Blocking someone on social media has to be one of the saddest and most empowering thing ever.
As someone who's been blocked by others before as a result of trivial high school drama or otherwise, I used to think it was hilarious that someone would sit there and block me but as I've gotten into my "adult" years I've realized why people block others - nowadays anyways.
1. The internet is our lives.
Most of us spend upwards of a third of our day on social media. Now, if you still want to argue that really think about how many times you get on Instagram a day just to refresh, or click through stories, or mess with the new filters? I realize now that because social media is our lives, having anyone who we don't like impeding on it sucks.
2. It's for the best.
With my recent break up, I've found myself constantly checking in, profiles, stories, everything that I can just to feel closer to them. Truth is, I can't. There's no way to feel "closer" to them through the internet. So I decided to block them. While blocking someone has such a negative connotation, I feel like it's healthiest for me at the moment - and that's okay.
3. Offensive or otherwise content
I know many people my age who still actively block their parents and family members from certain profiles they have or specific posts. While that was something I did in my earlier years of being connected, I figure I'm 20 years old, hell, I'm a person and I deserve that freedom to post what I'd like on my social media (to an extent) and while I don't understand why other 20 year olds still have to actively hide things from their parents, I will say that it's probably for a good reason. I don't know what's going on in their family or why they feel the need but I know that sure sucks.
4. People you love having opposing views
A best friend of mines parent(s) are raging Trump supporters and during the election, I consistently got "pro-trump" propaganda on my timeline. I knew these people for years and I even called them mom and dad. It was so crazy to me that they supported him and really couldn't deal with not only the stupidity but the betrayal I felt.
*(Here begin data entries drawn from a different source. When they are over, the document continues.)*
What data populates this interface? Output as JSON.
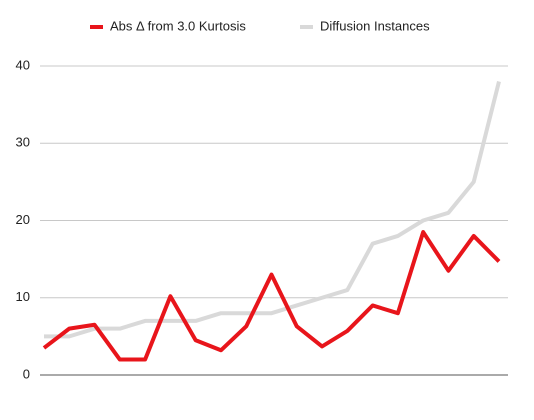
{
  "chart_data": {
    "type": "line",
    "series": [
      {
        "name": "Abs Δ from 3.0 Kurtosis",
        "color": "#e8151b",
        "values": [
          3.5,
          6,
          6.5,
          2,
          2,
          10.2,
          4.5,
          3.2,
          6.3,
          13,
          6.3,
          3.7,
          5.7,
          9,
          8,
          18.5,
          13.5,
          18,
          14.7
        ]
      },
      {
        "name": "Diffusion Instances",
        "color": "#d9d9d9",
        "values": [
          5,
          5,
          6,
          6,
          7,
          7,
          7,
          8,
          8,
          8,
          9,
          10,
          11,
          17,
          18,
          20,
          21,
          25,
          38
        ]
      }
    ],
    "ylim": [
      0,
      40
    ],
    "yticks": [
      0,
      10,
      20,
      30,
      40
    ],
    "grid": true,
    "legend": "top"
  }
}
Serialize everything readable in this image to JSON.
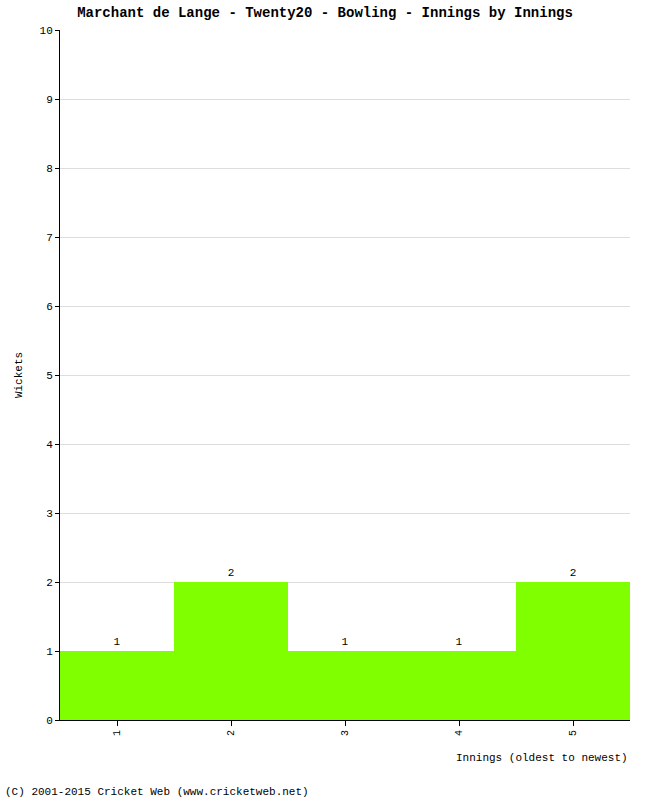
{
  "chart_data": {
    "type": "bar",
    "title": "Marchant de Lange - Twenty20 - Bowling - Innings by Innings",
    "x_label": "Innings (oldest to newest)",
    "y_label": "Wickets",
    "footer": "(C) 2001-2015 Cricket Web (www.cricketweb.net)",
    "categories": [
      "1",
      "2",
      "3",
      "4",
      "5"
    ],
    "values": [
      1,
      2,
      1,
      1,
      2
    ],
    "color": "#80ff00",
    "ylim": [
      0,
      10
    ],
    "yticks": [
      0,
      1,
      2,
      3,
      4,
      5,
      6,
      7,
      8,
      9,
      10
    ],
    "grid": true,
    "data_labels": true
  }
}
I blocked them. There's been lots of talk about whether it's immature or not to block someone because of their political views but all I have to say to that is it's my account and I can do with it what I want...
But it poses a really thick question to me, and everyone else who's ever blocked someone.
... what does that mean for real life? Will we ever be able to deal with people with opposing views in person? Will families know their kids less and less because how easy it is to hide online?
Social media has made it so easy for us to filter what and who we see as well as rid ourselves of anything that doesn't fit into that category.
How do we deal with each other in real life?
Each day we get on average 23 hours, 53 minutes, and 4 seconds to make it something we're proud of.